Donald Russell Long (August 27, 1939 – June 30, 1966) was a United States Army soldier and a recipient of America's highest military decoration—the Medal of Honor—for his actions in the Vietnam War.

==Biography==
Long was a Black American of mixed race descent (Black, White, Native American) descent and was a son of Herman Long and Mildred Keels. Many of his ancestors, along with the majority of Blackfork community members descendant from free people of color from Virginia and North Carolina, and many of them were Native Americans from tribes such as the Saponi. Sgt. Long graduated from Decatur-Washington High School in Blackfork, Ohio. Long joined the Army in Ashland, Kentucky in 1963, and by June 30, 1966, was serving as a Sergeant in Troop C, 1st Squadron, 4th Cavalry Regiment, 1st Infantry Division. On that day, Long's unit came under heavy enemy attack during a reconnaissance patrol. During the battle, a hand grenade was thrown near Long and the crew of a disabled armored personnel carrier. He threw himself on the grenade, successfully protecting his fellow soldiers while sacrificing his own life. On May 29, 2016, a commemoration in Oak Hill, Ohio took place. During the ceremony HB 366 named the portion of State Route 93 from the southern boundary of the Village of Oak Hill to the Jackson County line as the “Sgt. Donald Russell Long, Medal of Honor Recipient, Memorial Highway.”

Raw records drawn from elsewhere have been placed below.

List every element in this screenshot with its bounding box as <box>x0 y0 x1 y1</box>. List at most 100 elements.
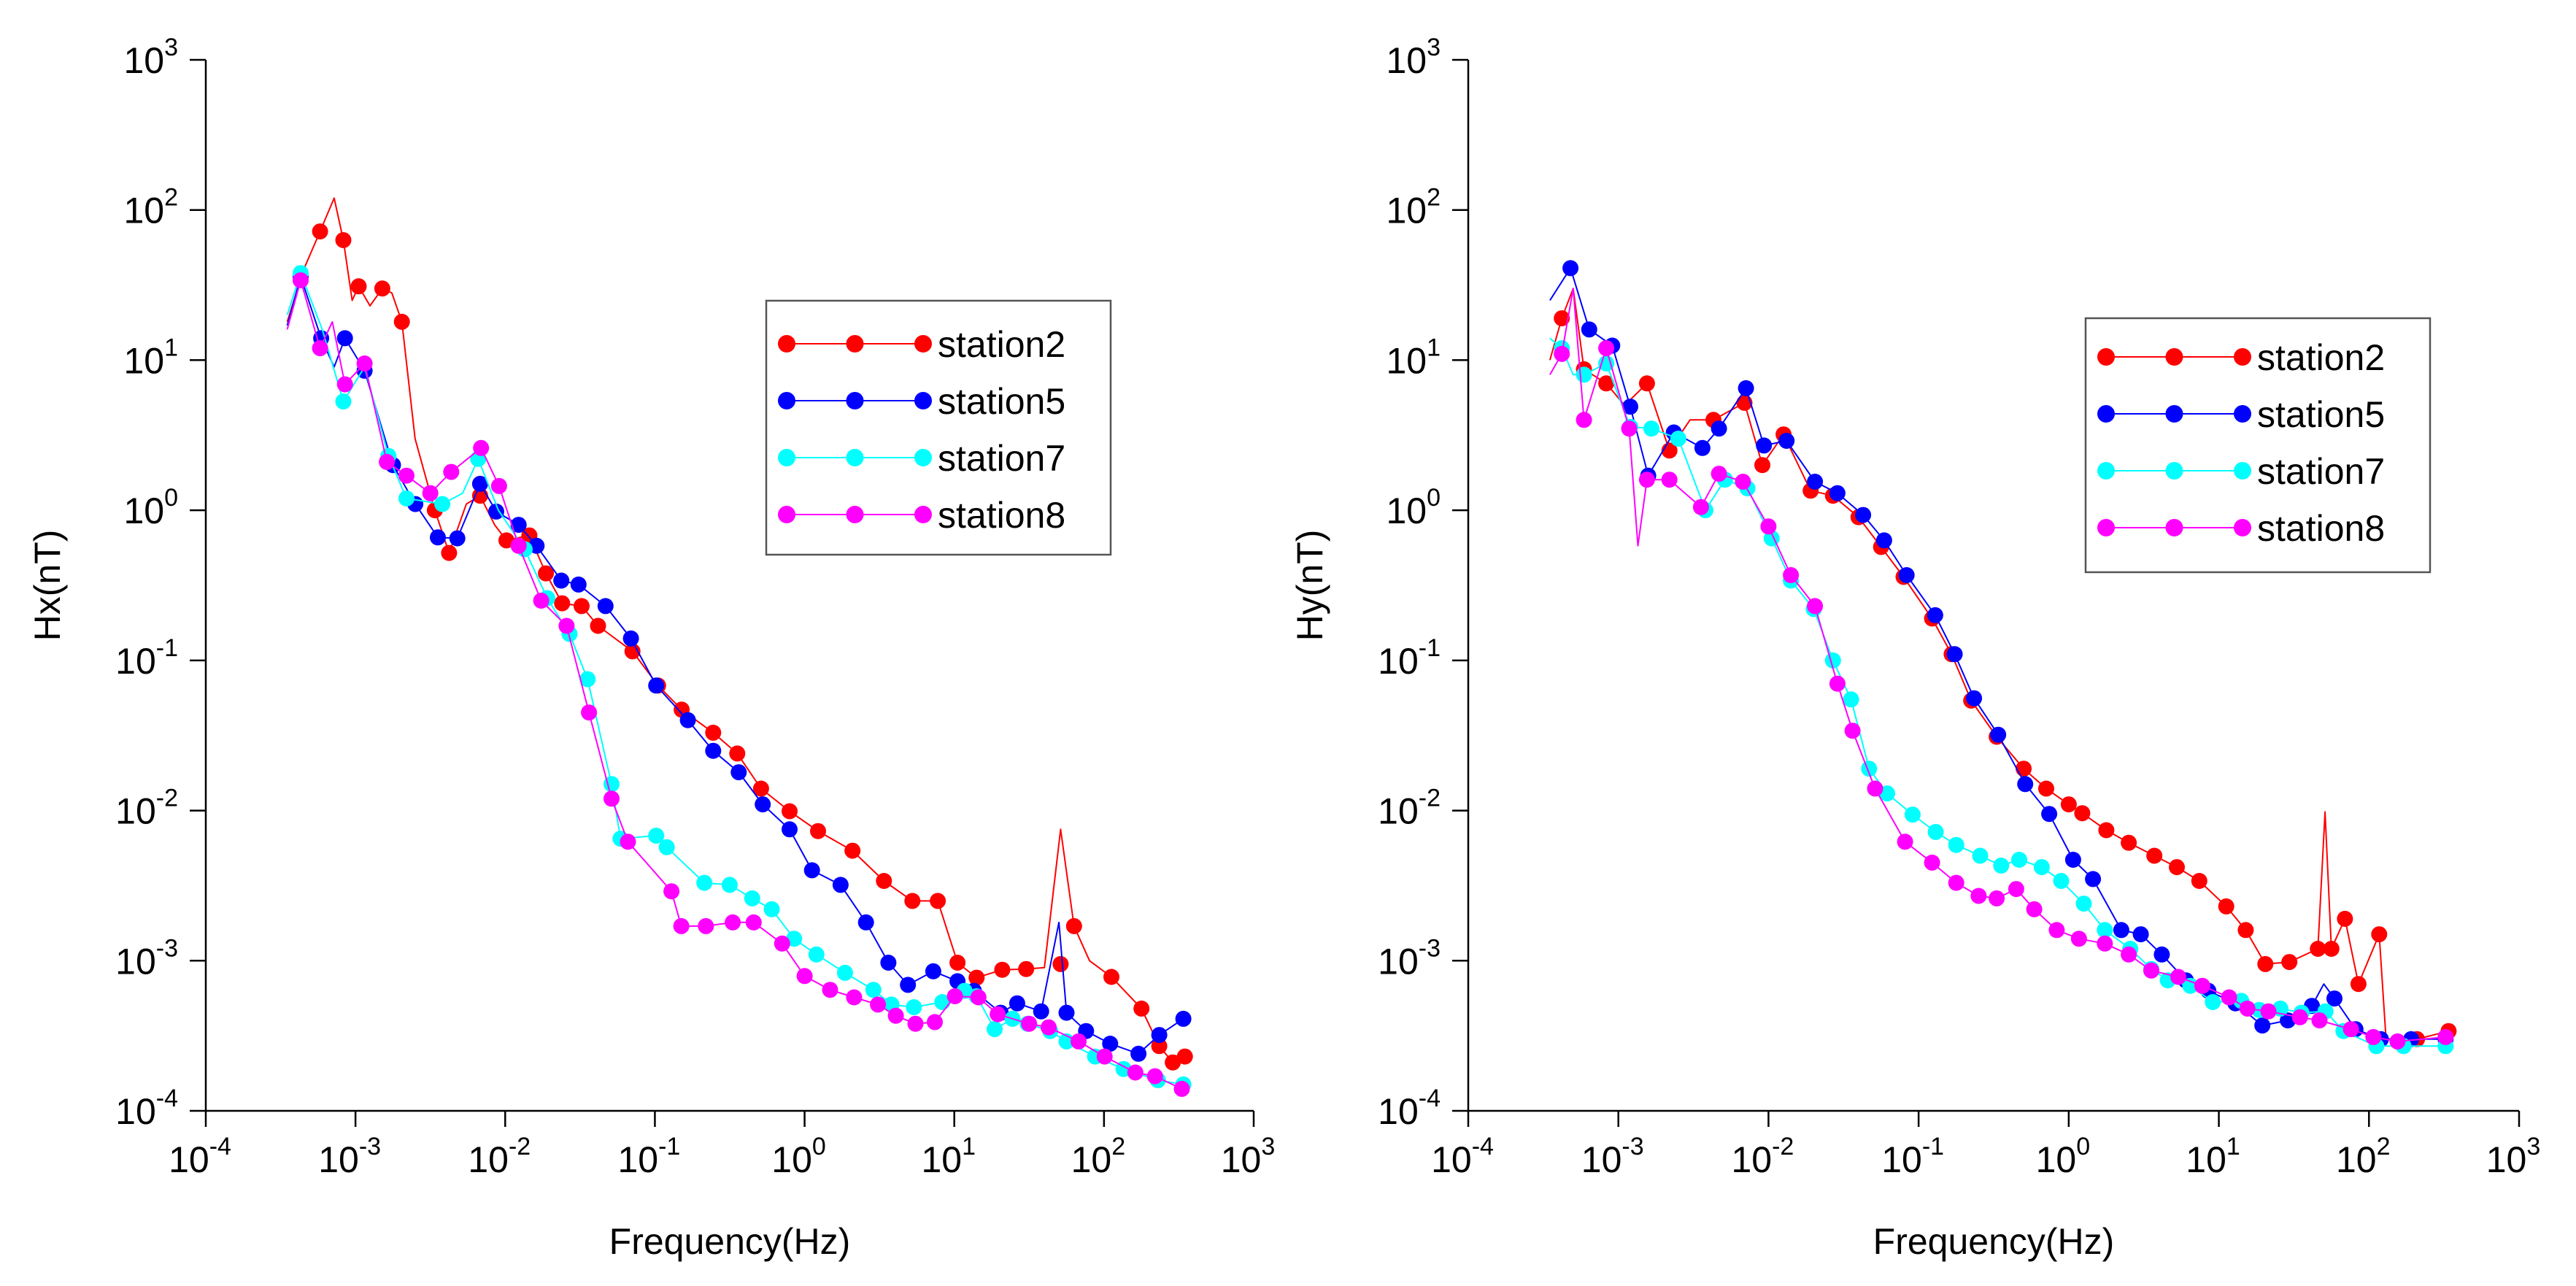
data-point <box>1897 833 1913 850</box>
data-point <box>2257 955 2274 972</box>
data-point <box>1670 431 1686 447</box>
data-point <box>579 671 596 688</box>
legend-marker <box>2165 405 2183 423</box>
data-point <box>1018 960 1035 977</box>
data-point <box>590 617 606 634</box>
data-point <box>1829 485 1846 501</box>
x-tick-label: 10-3 <box>318 1133 381 1180</box>
x-tick-label-base: 10 <box>318 1139 359 1180</box>
data-point <box>2281 954 2298 971</box>
y-tick-label-exponent: -1 <box>156 634 178 662</box>
x-tick-label-exponent: -4 <box>1472 1133 1494 1160</box>
data-point <box>2008 881 2024 898</box>
data-point <box>744 890 760 906</box>
data-point <box>2221 989 2237 1006</box>
x-tick-label: 10-4 <box>1431 1133 1494 1180</box>
data-point <box>2017 776 2034 793</box>
data-point <box>2170 969 2186 985</box>
data-point <box>1576 366 1592 383</box>
data-point <box>374 280 390 297</box>
data-point <box>553 572 570 589</box>
y-tick-label-base: 10 <box>115 941 156 982</box>
data-point <box>2371 926 2388 943</box>
x-tick-label: 100 <box>771 1133 826 1180</box>
x-tick-label-base: 10 <box>1731 1139 1772 1180</box>
x-tick-label-base: 10 <box>2486 1139 2527 1180</box>
data-point <box>673 917 690 934</box>
x-tick-label-base: 10 <box>771 1139 812 1180</box>
data-point <box>1829 675 1846 692</box>
data-point <box>498 532 514 549</box>
x-tick-label-exponent: -4 <box>209 1133 231 1160</box>
data-point <box>1966 690 1983 706</box>
data-point <box>558 617 575 634</box>
data-point <box>752 780 769 797</box>
data-point <box>994 961 1011 978</box>
y-tick-label-base: 10 <box>1378 1091 1419 1132</box>
x-tick-label-exponent: 1 <box>2226 1133 2240 1160</box>
x-tick-label-exponent: -1 <box>658 1133 680 1160</box>
data-point <box>1807 474 1824 490</box>
y-tick-label: 10-4 <box>1378 1085 1441 1132</box>
data-point <box>1554 345 1570 362</box>
data-point <box>1867 780 1883 797</box>
data-point <box>1146 1068 1163 1085</box>
legend-item-station8: station8 <box>2097 508 2385 549</box>
x-tick-label-exponent: -2 <box>1772 1133 1794 1160</box>
y-tick-label: 101 <box>123 334 178 381</box>
data-point <box>1643 420 1659 437</box>
data-point <box>1562 260 1579 277</box>
y-tick-label-exponent: -2 <box>156 785 178 812</box>
data-point <box>430 529 446 546</box>
data-point <box>356 355 373 371</box>
data-point <box>379 453 396 470</box>
data-point <box>398 490 414 507</box>
legend-label: station8 <box>938 495 1065 536</box>
data-point <box>880 955 897 971</box>
data-point <box>1151 1027 1168 1044</box>
data-point <box>1058 1004 1075 1021</box>
data-point <box>1948 874 1964 891</box>
data-point <box>2048 922 2065 939</box>
data-point <box>679 712 696 728</box>
data-point <box>2337 910 2353 927</box>
x-tick-label-exponent: -2 <box>509 1133 531 1160</box>
data-point <box>488 503 504 520</box>
data-point <box>1946 646 1963 663</box>
legend-marker <box>2234 348 2251 366</box>
y-tick-label-exponent: -2 <box>1419 785 1441 812</box>
data-point <box>603 790 620 807</box>
data-point <box>1904 806 1921 823</box>
data-point <box>907 1015 924 1032</box>
x-tick-label: 101 <box>921 1133 976 1180</box>
data-point <box>2350 976 2367 993</box>
data-point <box>1738 380 1754 396</box>
data-point <box>1598 340 1615 357</box>
data-point <box>1875 532 1892 549</box>
data-point <box>844 842 861 859</box>
legend-label: station5 <box>938 381 1065 422</box>
data-point <box>2097 922 2113 939</box>
y-tick-label: 10-3 <box>1378 934 1441 982</box>
y-tick-label: 100 <box>1386 484 1441 531</box>
data-point <box>782 803 798 820</box>
data-point <box>1021 1015 1038 1032</box>
data-point <box>2064 852 2081 868</box>
data-point <box>336 376 353 393</box>
data-point <box>2113 922 2129 939</box>
data-point <box>1133 1000 1150 1017</box>
data-point <box>2260 1003 2277 1020</box>
data-point <box>648 828 665 844</box>
data-point <box>443 463 460 480</box>
x-tick-label-exponent: 3 <box>2526 1133 2540 1160</box>
y-tick-label-base: 10 <box>1386 490 1427 531</box>
data-point <box>1924 854 1940 871</box>
data-point <box>2026 901 2043 917</box>
data-point <box>803 862 820 879</box>
data-point <box>810 823 826 839</box>
data-point <box>422 485 439 501</box>
data-point <box>865 982 882 998</box>
x-tick-label-base: 10 <box>921 1139 962 1180</box>
data-point <box>533 593 549 609</box>
legend-item-station2: station2 <box>778 324 1065 365</box>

==Medal of Honor citation==
Rank and organization: Sergeant, U.S. Army, Troop C, 1st Squadron, 4th Cavalry, 1st Infantry Division. place and date: Republic of Vietnam, June 30, 1966. Entered service at: Ashland, Ky. Born: August 27, 1939, Blackfork, Ohio. G.O. No.: 13, April 4, 1968.

Citation:

For conspicuous gallantry and intrepidity in action at the risk of his life above and beyond the call of duty. Troops B and C, while conducting a reconnaissance mission along a road were suddenly attacked by a Viet Cong regiment, supported by mortars, recoilless rifles and machine guns, from concealed positions astride the road. Sgt. Long abandoned the relative safety of his armored personnel carrier and braved a withering hail of enemy fire to carry wounded men to evacuation helicopters. As the platoon fought its way forward to resupply advanced elements, Sgt. Long repeatedly exposed himself to enemy fire at point blank range to provide the needed supplies. While assaulting the Viet Cong position, Sgt. Long inspired his comrades by fearlessly standing unprotected to repel the enemy with rifle fire and grenades as they attempted to mount his carrier. When the enemy threatened to overrun a disabled carrier nearby, Sgt. Long again disregarded his own safety to help the severely wounded crew to safety. As he was handing arms to the less seriously wounded and reorganizing them to press the attack, an enemy grenade was hurled onto the carrier deck. Immediately recognizing the imminent danger, he instinctively shouted a warning to the crew and pushed to safety one man who had not heard his warning over the roar of battle. Realizing that these actions would not fully protect the exposed crewmen from the deadly explosion, he threw himself over the grenade to absorb the blast and thereby saved the lives of 8 of his comrades at the expense of his life. Throughout the battle, Sgt. Long's extraordinary heroism, courage and supreme devotion to his men were in the finest tradition of the military service, and reflect great credit upon himself and the U.S. Army.